I wish the ceremonial and spiritual aspects of marriage—the ones that have to do with love and acknowledge that there’s more to getting married than agreeing to share a bank account—could get separated from something as dumb and bureaucratic as government. People could get their “certificate of union” or whatever from some shitty DMV-esque office in a process that had no romance or mystery to it, and then if they wanted to have a “wedding” ceremony to appease the gods, or just kiss in front of their families while everyone cheered, they could. It could get left to the church or those conservative intellectuals to argue about the “institution of marriage,” while government would just concern itself with “civil unions,” an annoyingly complex form that any two people could fill out if they could make it through the application process without breaking up. Meanwhile, of course, anti-gay activists would say that God doesn’t acknowledge gay civil unions, but fewer and fewer people will care what those people think.
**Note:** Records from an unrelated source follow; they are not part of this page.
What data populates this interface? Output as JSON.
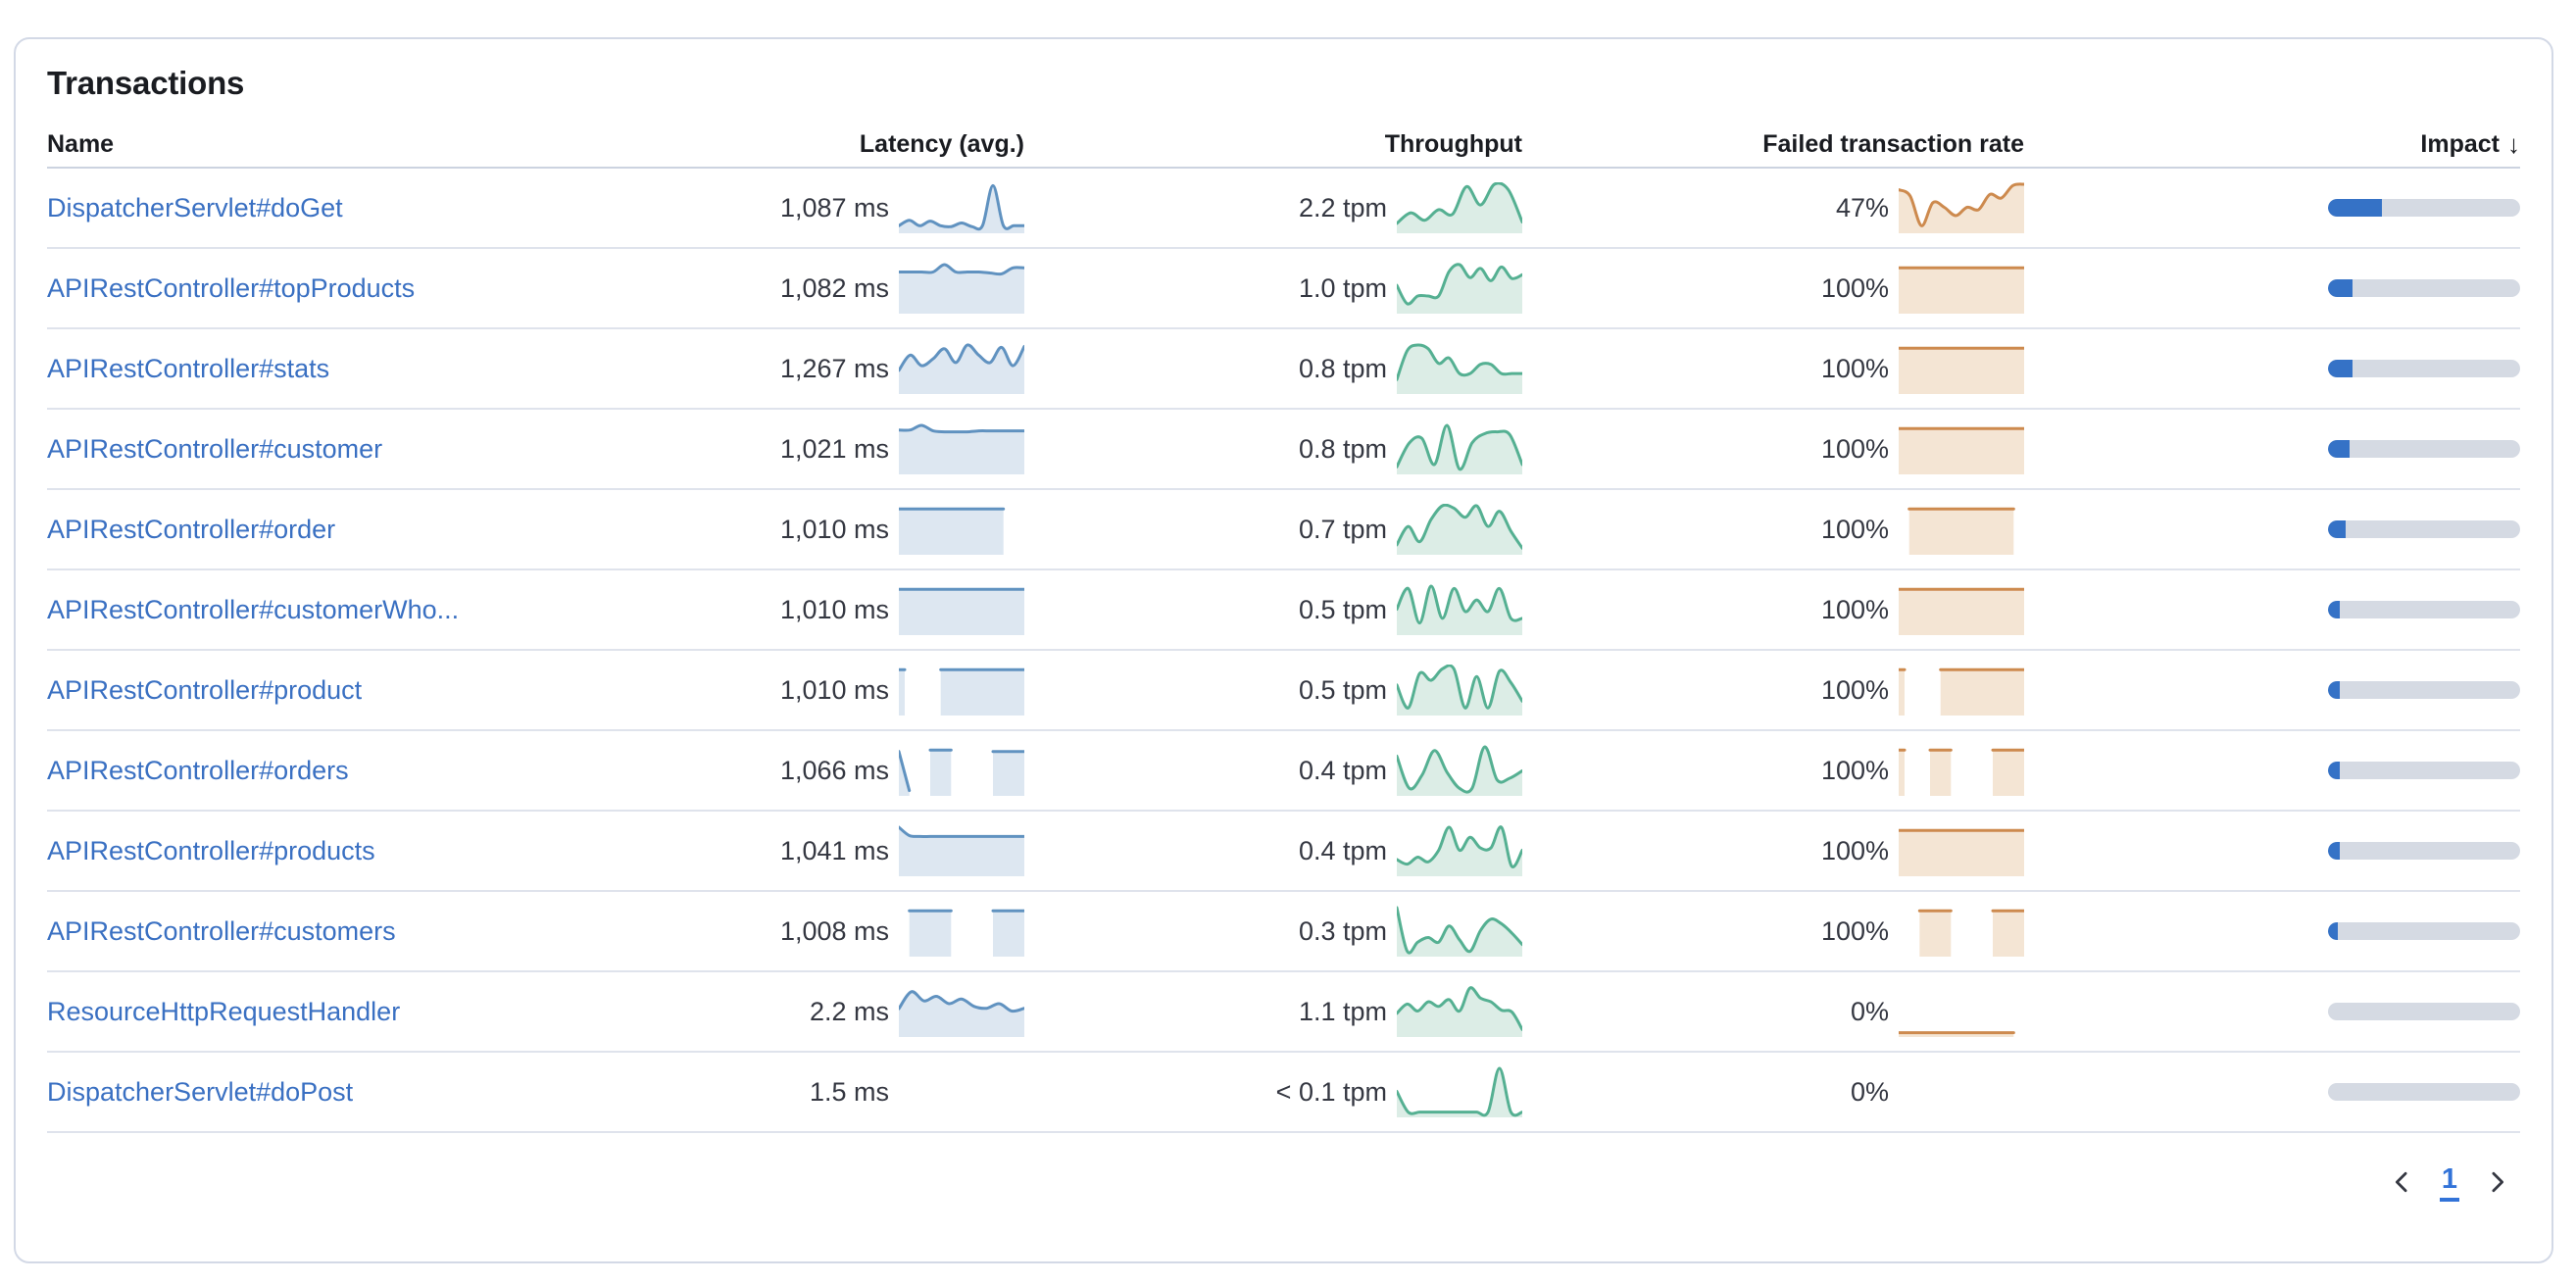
{
  "panel": {
    "title": "Transactions"
  },
  "table": {
    "headers": [
      {
        "label": "Name"
      },
      {
        "label": "Latency (avg.)"
      },
      {
        "label": "Throughput"
      },
      {
        "label": "Failed transaction rate"
      },
      {
        "label": "Impact",
        "sorted": "desc",
        "sort_indicator": "↓"
      }
    ],
    "rows": [
      {
        "name": "DispatcherServlet#doGet",
        "latency": "1,087 ms",
        "latency_trend": [
          0.1,
          0.22,
          0.1,
          0.2,
          0.1,
          0.08,
          0.16,
          0.08,
          0.1,
          0.97,
          0.1,
          0.1,
          0.1
        ],
        "throughput": "2.2 tpm",
        "throughput_trend": [
          0.15,
          0.38,
          0.22,
          0.45,
          0.35,
          0.95,
          0.55,
          1.0,
          0.88,
          0.18
        ],
        "failed_rate": "47%",
        "failed_trend": [
          0.88,
          0.75,
          0.1,
          0.6,
          0.5,
          0.32,
          0.5,
          0.45,
          0.78,
          0.7,
          0.97,
          1.0
        ],
        "impact_pct": 28
      },
      {
        "name": "APIRestController#topProducts",
        "latency": "1,082 ms",
        "latency_trend": [
          0.84,
          0.84,
          0.84,
          0.84,
          1.0,
          0.84,
          0.84,
          0.84,
          0.82,
          0.8,
          0.93,
          0.93
        ],
        "throughput": "1.0 tpm",
        "throughput_trend": [
          0.55,
          0.15,
          0.32,
          0.32,
          0.32,
          0.85,
          1.0,
          0.72,
          0.92,
          0.65,
          0.95,
          0.7,
          0.78
        ],
        "failed_rate": "100%",
        "failed_trend": [
          0.93,
          0.93,
          0.93,
          0.93,
          0.93,
          0.93,
          0.93,
          0.93,
          0.93,
          0.93,
          0.93,
          0.93,
          0.93
        ],
        "impact_pct": 13
      },
      {
        "name": "APIRestController#stats",
        "latency": "1,267 ms",
        "latency_trend": [
          0.45,
          0.78,
          0.55,
          0.7,
          0.92,
          0.62,
          1.0,
          0.78,
          0.62,
          0.95,
          0.55,
          0.97
        ],
        "throughput": "0.8 tpm",
        "throughput_trend": [
          0.25,
          0.88,
          1.0,
          0.92,
          0.6,
          0.72,
          0.38,
          0.38,
          0.58,
          0.58,
          0.38,
          0.38,
          0.38
        ],
        "failed_rate": "100%",
        "failed_trend": [
          0.93,
          0.93,
          0.93,
          0.93,
          0.93,
          0.93,
          0.93,
          0.93,
          0.93,
          0.93,
          0.93,
          0.93,
          0.93
        ],
        "impact_pct": 13
      },
      {
        "name": "APIRestController#customer",
        "latency": "1,021 ms",
        "latency_trend": [
          0.9,
          0.9,
          1.0,
          0.88,
          0.86,
          0.86,
          0.86,
          0.88,
          0.88,
          0.88,
          0.88,
          0.88
        ],
        "throughput": "0.8 tpm",
        "throughput_trend": [
          0.1,
          0.62,
          0.72,
          0.15,
          1.0,
          0.05,
          0.62,
          0.82,
          0.86,
          0.8,
          0.15
        ],
        "failed_rate": "100%",
        "failed_trend": [
          0.93,
          0.93,
          0.93,
          0.93,
          0.93,
          0.93,
          0.93,
          0.93,
          0.93,
          0.93,
          0.93,
          0.93,
          0.93
        ],
        "impact_pct": 11
      },
      {
        "name": "APIRestController#order",
        "latency": "1,010 ms",
        "latency_trend": [
          0.93,
          0.93,
          0.93,
          0.93,
          0.93,
          0.93,
          0.93,
          0.93,
          0.93,
          0.93,
          0.93,
          null,
          null
        ],
        "throughput": "0.7 tpm",
        "throughput_trend": [
          0.15,
          0.55,
          0.22,
          0.7,
          1.0,
          0.95,
          0.75,
          1.0,
          0.55,
          0.88,
          0.45,
          0.08
        ],
        "failed_rate": "100%",
        "failed_trend": [
          null,
          0.93,
          0.93,
          0.93,
          0.93,
          0.93,
          0.93,
          0.93,
          0.93,
          0.93,
          0.93,
          0.93,
          null
        ],
        "impact_pct": 9
      },
      {
        "name": "APIRestController#customerWho...",
        "latency": "1,010 ms",
        "latency_trend": [
          0.93,
          0.93,
          0.93,
          0.93,
          0.93,
          0.93,
          0.93,
          0.93,
          0.93,
          0.93,
          0.93,
          0.93,
          0.93
        ],
        "throughput": "0.5 tpm",
        "throughput_trend": [
          0.5,
          0.95,
          0.2,
          1.0,
          0.3,
          0.95,
          0.45,
          0.7,
          0.45,
          0.95,
          0.3,
          0.3
        ],
        "failed_rate": "100%",
        "failed_trend": [
          0.93,
          0.93,
          0.93,
          0.93,
          0.93,
          0.93,
          0.93,
          0.93,
          0.93,
          0.93,
          0.93,
          0.93,
          0.93
        ],
        "impact_pct": 6
      },
      {
        "name": "APIRestController#product",
        "latency": "1,010 ms",
        "latency_trend": [
          0.93,
          null,
          null,
          null,
          0.93,
          0.93,
          0.93,
          0.93,
          0.93,
          0.93,
          0.93,
          0.93,
          0.93
        ],
        "throughput": "0.5 tpm",
        "throughput_trend": [
          0.6,
          0.1,
          0.85,
          0.7,
          0.95,
          0.95,
          0.1,
          0.78,
          0.1,
          0.9,
          0.65,
          0.25
        ],
        "failed_rate": "100%",
        "failed_trend": [
          0.93,
          null,
          null,
          null,
          0.93,
          0.93,
          0.93,
          0.93,
          0.93,
          0.93,
          0.93,
          0.93,
          0.93
        ],
        "impact_pct": 6
      },
      {
        "name": "APIRestController#orders",
        "latency": "1,066 ms",
        "latency_trend": [
          0.9,
          0.05,
          null,
          0.93,
          0.93,
          0.93,
          null,
          null,
          null,
          0.9,
          0.9,
          0.9,
          0.9
        ],
        "throughput": "0.4 tpm",
        "throughput_trend": [
          0.8,
          0.1,
          0.38,
          0.92,
          0.45,
          0.1,
          0.1,
          1.0,
          0.28,
          0.32,
          0.48
        ],
        "failed_rate": "100%",
        "failed_trend": [
          0.93,
          null,
          null,
          0.93,
          0.93,
          0.93,
          null,
          null,
          null,
          0.93,
          0.93,
          0.93,
          0.93
        ],
        "impact_pct": 6
      },
      {
        "name": "APIRestController#products",
        "latency": "1,041 ms",
        "latency_trend": [
          1.0,
          0.82,
          0.8,
          0.8,
          0.8,
          0.8,
          0.8,
          0.8,
          0.8,
          0.8,
          0.8,
          0.8,
          0.8
        ],
        "throughput": "0.4 tpm",
        "throughput_trend": [
          0.3,
          0.2,
          0.35,
          0.25,
          0.5,
          1.0,
          0.5,
          0.78,
          0.55,
          0.55,
          1.0,
          0.15,
          0.5
        ],
        "failed_rate": "100%",
        "failed_trend": [
          0.93,
          0.93,
          0.93,
          0.93,
          0.93,
          0.93,
          0.93,
          0.93,
          0.93,
          0.93,
          0.93,
          0.93,
          0.93
        ],
        "impact_pct": 6
      },
      {
        "name": "APIRestController#customers",
        "latency": "1,008 ms",
        "latency_trend": [
          null,
          0.93,
          0.93,
          0.93,
          0.93,
          0.93,
          null,
          null,
          null,
          0.93,
          0.93,
          0.93,
          0.93
        ],
        "throughput": "0.3 tpm",
        "throughput_trend": [
          1.0,
          0.05,
          0.25,
          0.35,
          0.25,
          0.6,
          0.3,
          0.05,
          0.5,
          0.75,
          0.65,
          0.45,
          0.2
        ],
        "failed_rate": "100%",
        "failed_trend": [
          null,
          null,
          0.93,
          0.93,
          0.93,
          0.93,
          null,
          null,
          null,
          0.93,
          0.93,
          0.93,
          0.93
        ],
        "impact_pct": 5
      },
      {
        "name": "ResourceHttpRequestHandler",
        "latency": "2.2 ms",
        "latency_trend": [
          0.55,
          0.92,
          0.72,
          0.82,
          0.66,
          0.76,
          0.6,
          0.56,
          0.66,
          0.5,
          0.56
        ],
        "throughput": "1.1 tpm",
        "throughput_trend": [
          0.45,
          0.65,
          0.5,
          0.7,
          0.6,
          0.75,
          0.5,
          1.0,
          0.78,
          0.7,
          0.52,
          0.48,
          0.1
        ],
        "failed_rate": "0%",
        "failed_trend": [
          0.03,
          0.03,
          0.03,
          0.03,
          0.03,
          0.03,
          0.03,
          0.03,
          0.03,
          0.03,
          0.03,
          0.03,
          null
        ],
        "impact_pct": 0
      },
      {
        "name": "DispatcherServlet#doPost",
        "latency": "1.5 ms",
        "latency_trend": null,
        "throughput": "< 0.1 tpm",
        "throughput_trend": [
          0.5,
          0.05,
          0.05,
          0.05,
          0.05,
          0.05,
          0.05,
          0.05,
          0.05,
          1.0,
          0.05,
          0.05
        ],
        "failed_rate": "0%",
        "failed_trend": null,
        "impact_pct": 0
      }
    ]
  },
  "pagination": {
    "page": "1"
  },
  "colors": {
    "link": "#3a70c2",
    "text": "#343741",
    "heading": "#1a1c21",
    "border": "#d3d9e6",
    "row_line": "#dfe3ec",
    "header_line": "#ccd3e0",
    "impact_fill": "#3572c6",
    "impact_track": "#d5dae3",
    "page_number": "#3273d8",
    "chevron": "#343741",
    "blue": {
      "stroke": "#6092c0",
      "fill": "#dde7f1"
    },
    "green": {
      "stroke": "#55b092",
      "fill": "#dcede6"
    },
    "orange": {
      "stroke": "#cd8a4e",
      "fill": "#f4e5d4"
    }
  }
}
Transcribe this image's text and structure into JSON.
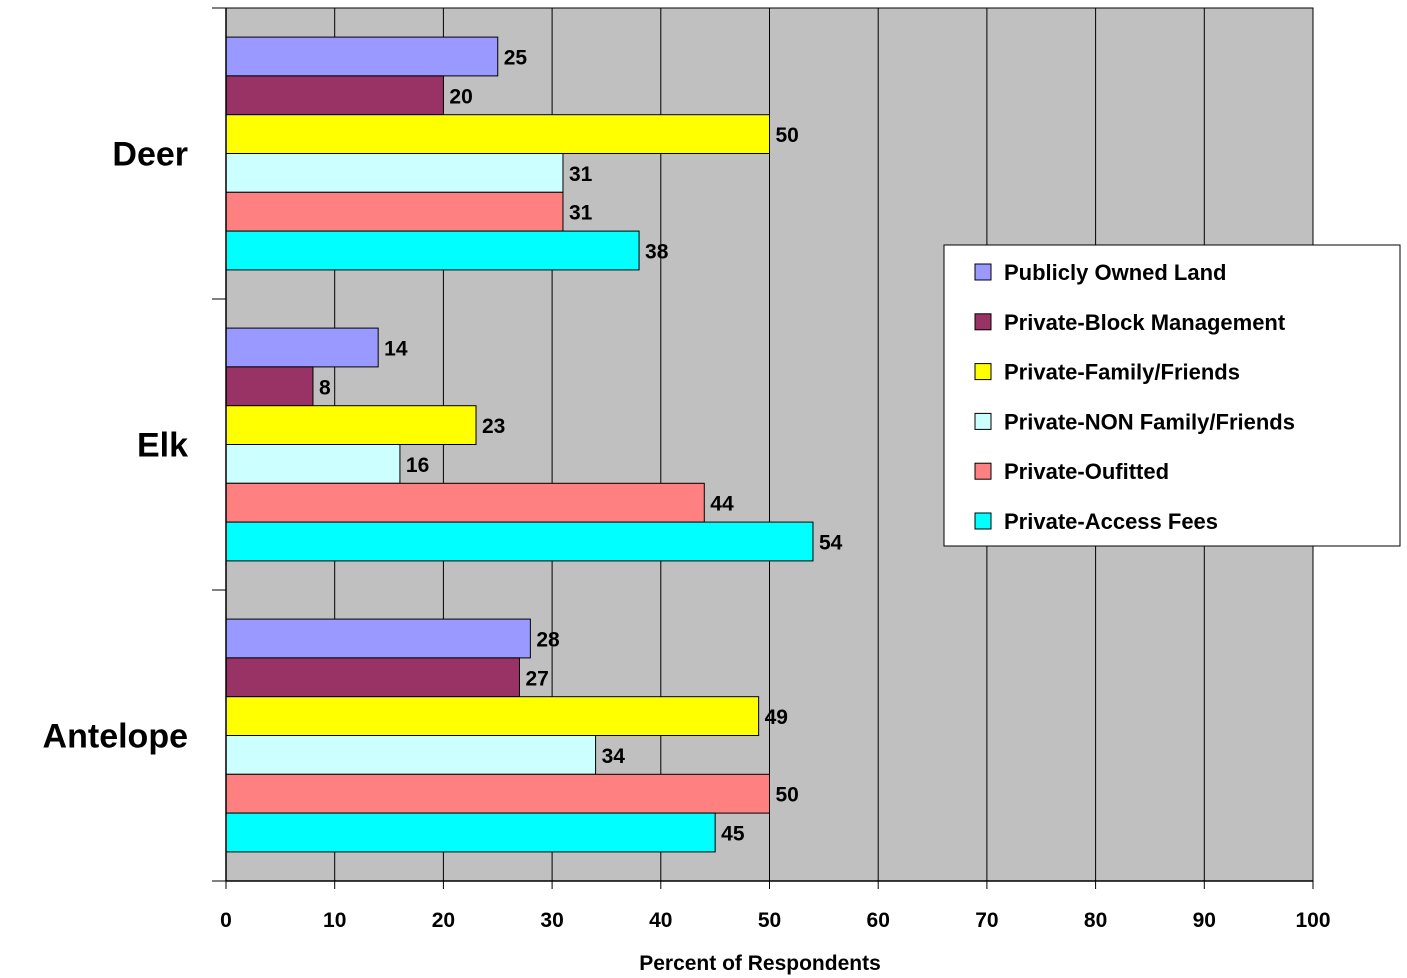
{
  "chart_data": {
    "type": "bar",
    "orientation": "horizontal",
    "categories": [
      "Deer",
      "Elk",
      "Antelope"
    ],
    "series": [
      {
        "name": "Publicly Owned Land",
        "color": "#9999FF",
        "values": [
          25,
          14,
          28
        ]
      },
      {
        "name": "Private-Block Management",
        "color": "#993366",
        "values": [
          20,
          8,
          27
        ]
      },
      {
        "name": "Private-Family/Friends",
        "color": "#FFFF00",
        "values": [
          50,
          23,
          49
        ]
      },
      {
        "name": "Private-NON Family/Friends",
        "color": "#CCFFFF",
        "values": [
          31,
          16,
          34
        ]
      },
      {
        "name": "Private-Oufitted",
        "color": "#FF8080",
        "values": [
          31,
          44,
          50
        ]
      },
      {
        "name": "Private-Access Fees",
        "color": "#00FFFF",
        "values": [
          38,
          54,
          45
        ]
      }
    ],
    "xlabel": "Percent of Respondents",
    "xlim": [
      0,
      100
    ],
    "x_ticks": [
      0,
      10,
      20,
      30,
      40,
      50,
      60,
      70,
      80,
      90,
      100
    ],
    "plot_background": "#C0C0C0",
    "grid": true,
    "legend_position": "right",
    "data_labels": true
  }
}
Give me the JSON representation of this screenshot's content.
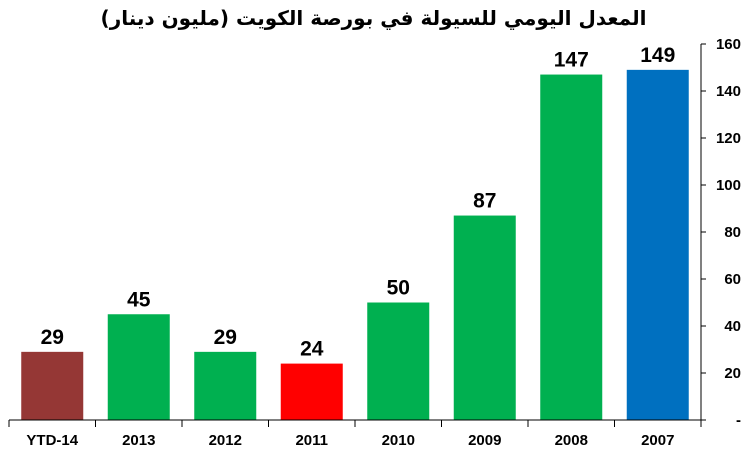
{
  "chart_data": {
    "type": "bar",
    "title": "المعدل اليومي للسيولة في بورصة الكويت (مليون دينار)",
    "categories": [
      "YTD-14",
      "2013",
      "2012",
      "2011",
      "2010",
      "2009",
      "2008",
      "2007"
    ],
    "values": [
      29,
      45,
      29,
      24,
      50,
      87,
      147,
      149
    ],
    "bar_colors": [
      "#953735",
      "#00B050",
      "#00B050",
      "#FF0000",
      "#00B050",
      "#00B050",
      "#00B050",
      "#0070C0"
    ],
    "ylim": [
      0,
      160
    ],
    "yticks": [
      0,
      20,
      40,
      60,
      80,
      100,
      120,
      140,
      160
    ],
    "ytick_labels": [
      "-",
      "20",
      "40",
      "60",
      "80",
      "100",
      "120",
      "140",
      "160"
    ],
    "y_axis_position": "right",
    "grid": false,
    "legend": "none",
    "xlabel": "",
    "ylabel": ""
  }
}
I’m not an idiot; I know that’s never going to happen. The legal parts of marriage are going to remain mixed up with the religious parts and the ceremonial parts and the parts that have to do with love, even as those elements become increasingly separate. These stupid, ugly laws that restrict the rights of gay people because that’s what some churches preach are going to remain on the books for a while longer, because America is a horrifying place. Fortunately, it remains a place where you can love whomever you want and then have a big party and make out with your same-sex partner while everyone cheers you on. You just can’t get that piece of paper yet.